If you look at the Phase Diagram page you'll see that to make protein crystals grow we need an initial nucleation event to occur in the so-called 'nucleation zone'. Once this happens, the effective 'soluble' protein concentration reduces as the crystal grows until the protein becomes 'undersaturated'. But how do we get that initial nucleation event? We could set up lots of screens with various protein concentrations using the microbatch technique (see the next page) in the hope that a few of the drops we set up will be in the nucleation zone from the outset.
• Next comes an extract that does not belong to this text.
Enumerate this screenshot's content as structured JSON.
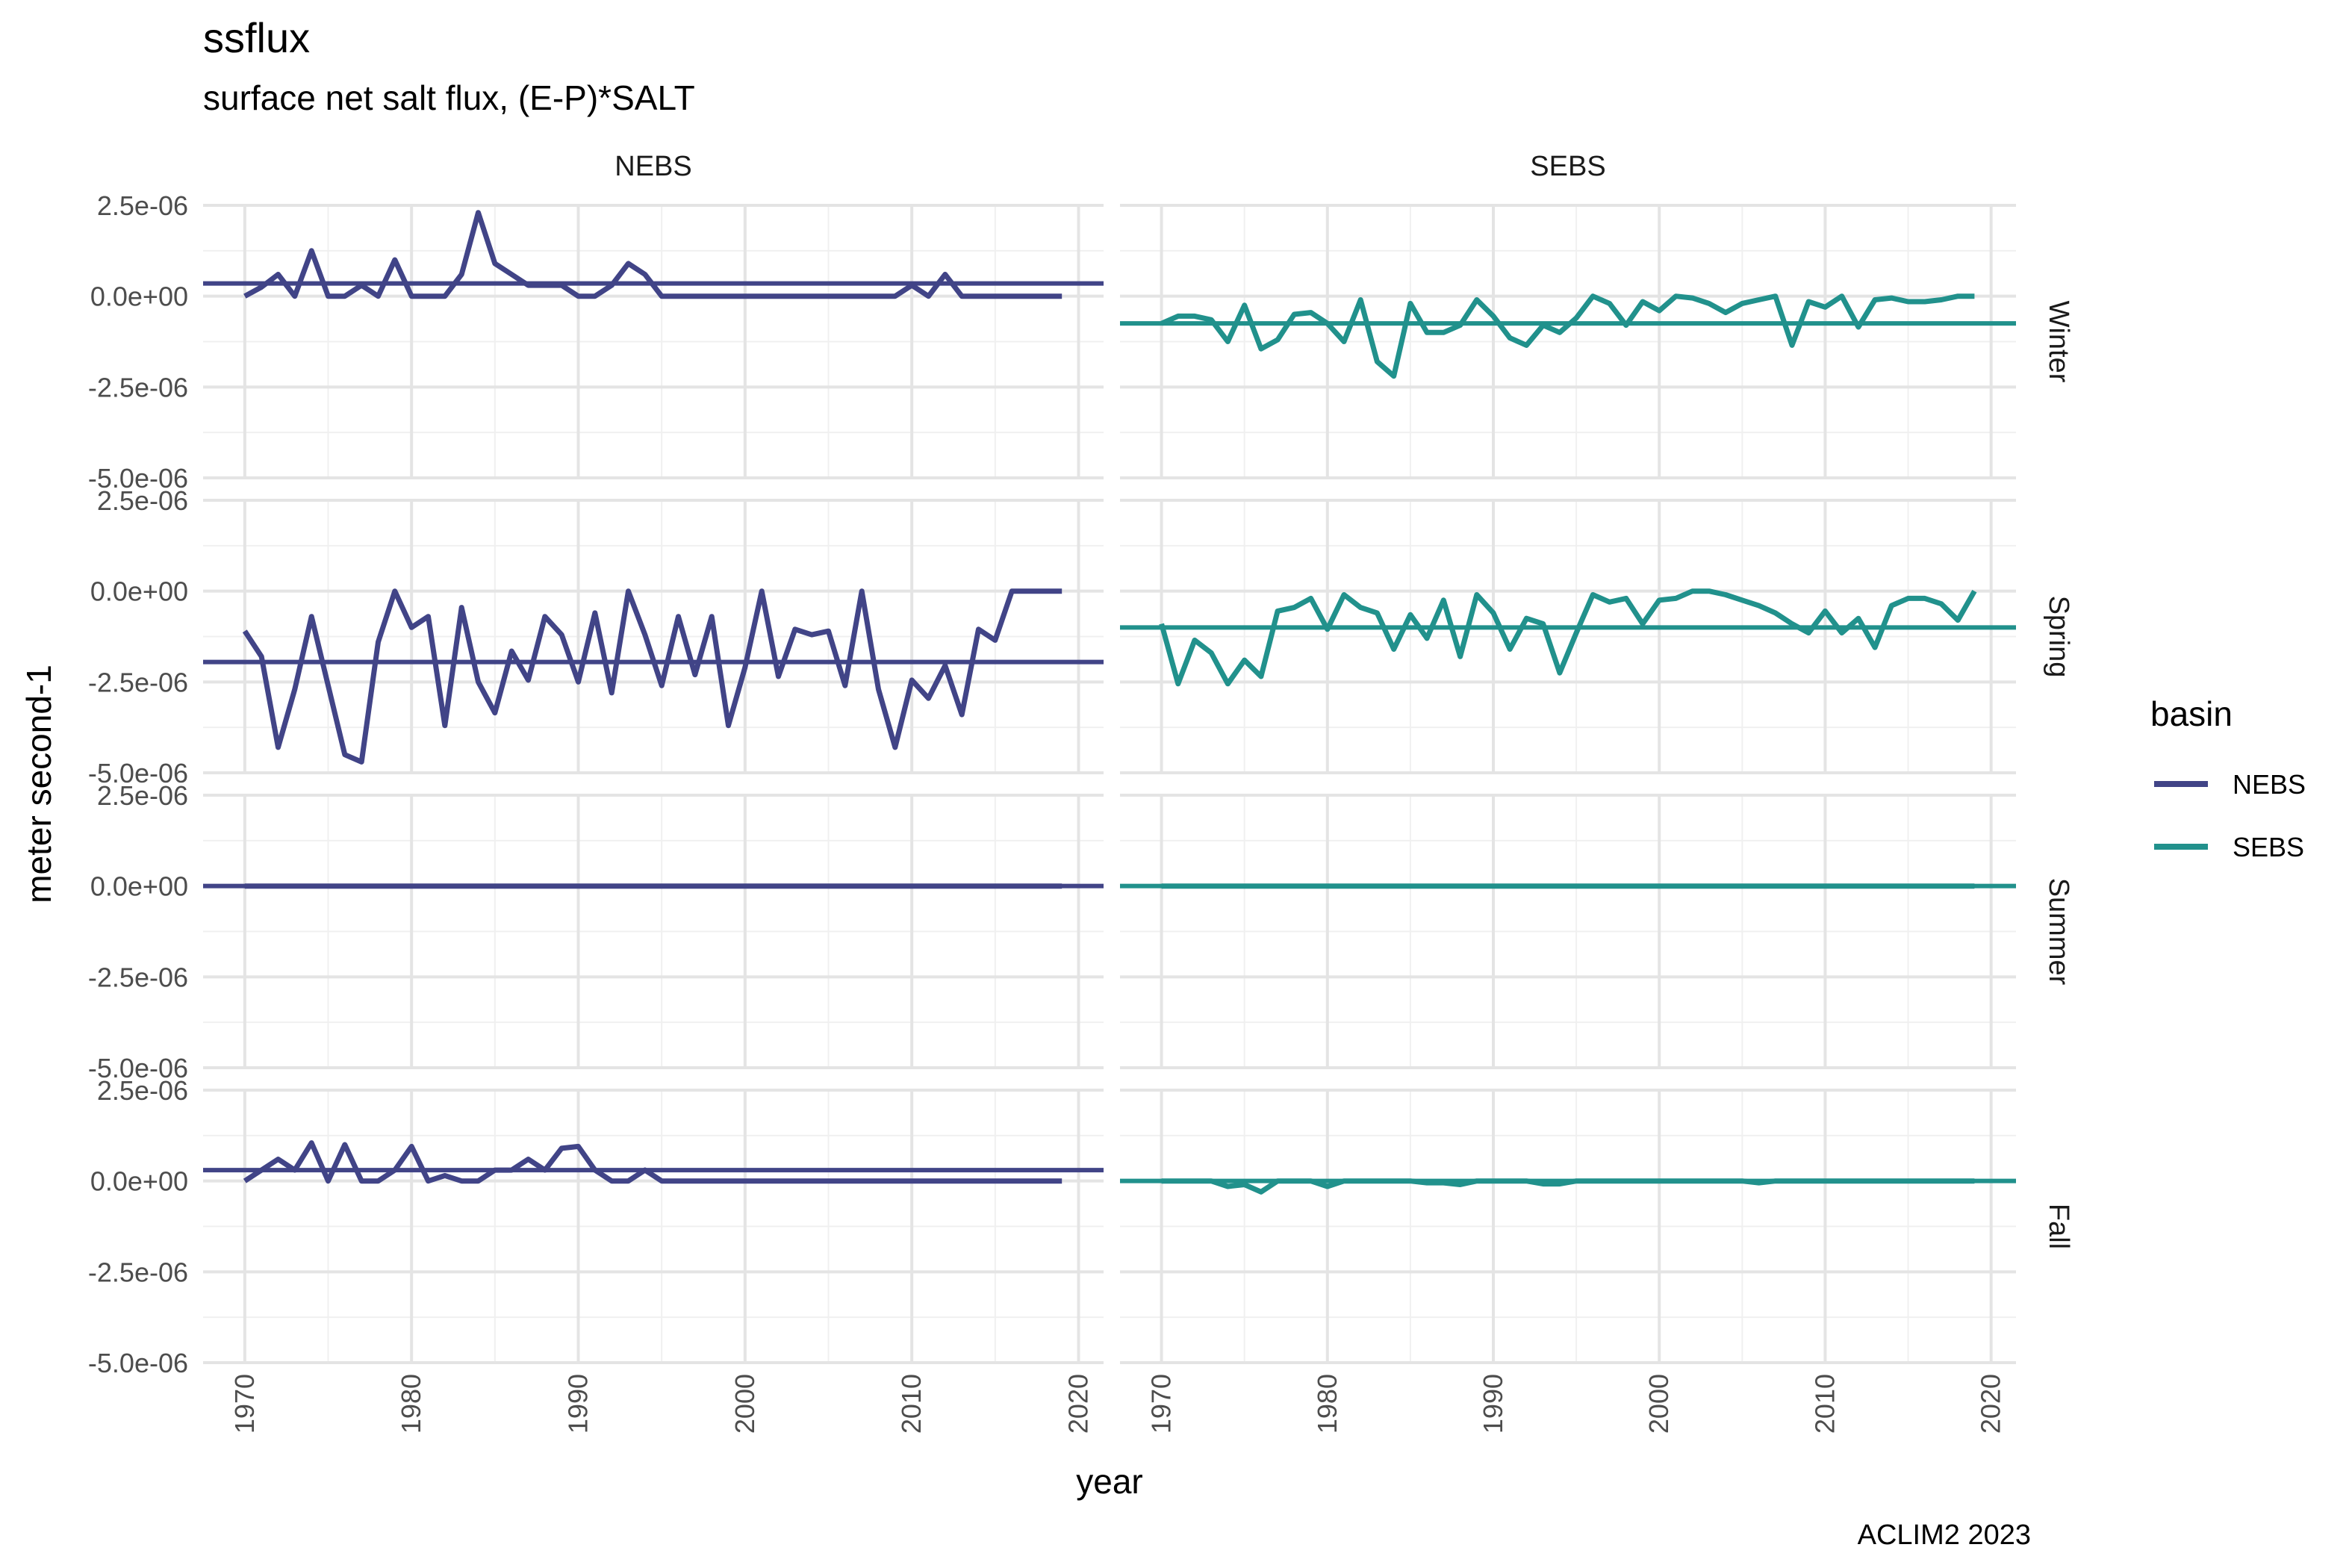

However, the vapour diffusion technique does a lot of this work for us. The stock precipitant condition is mixed with the protein stock in a small drop (typically 0.2 -2 ul) and then allowed to equilibrate with a much larger reservoir of the condition in a sealed container. Since the small drop contains a compartively lower concentration of the precipitant (it has been diluted by the protein stock....), moisture will evaporate from the drop to the large reservoir until the precipitant concentration in both approaches equilibrium. The protein concentration in the drop effectively increases, hopefully moving through the Phase Diagram from either the Undersaturated or Metastable zones and into the Nucleation zone. If conditions are right, nucleation will take place and your protein crystal will start to grow.This technique is incredibly powerful since it screens a large area of 'crystallisation space' with each condition. You do not necessarily need to finely tune your protein concentration since equilibration will hopefully do it for you (as long as the concentration is low enough to start with....). Regularly checking your trays as
equilibrium takes place is essential!
The Department has a Cartesian robot that can very quickly set up 96-condition sitting-drop vapour diffusion experiments with numerous commercial screens. 25 ul of your protein stock is enough for one tray!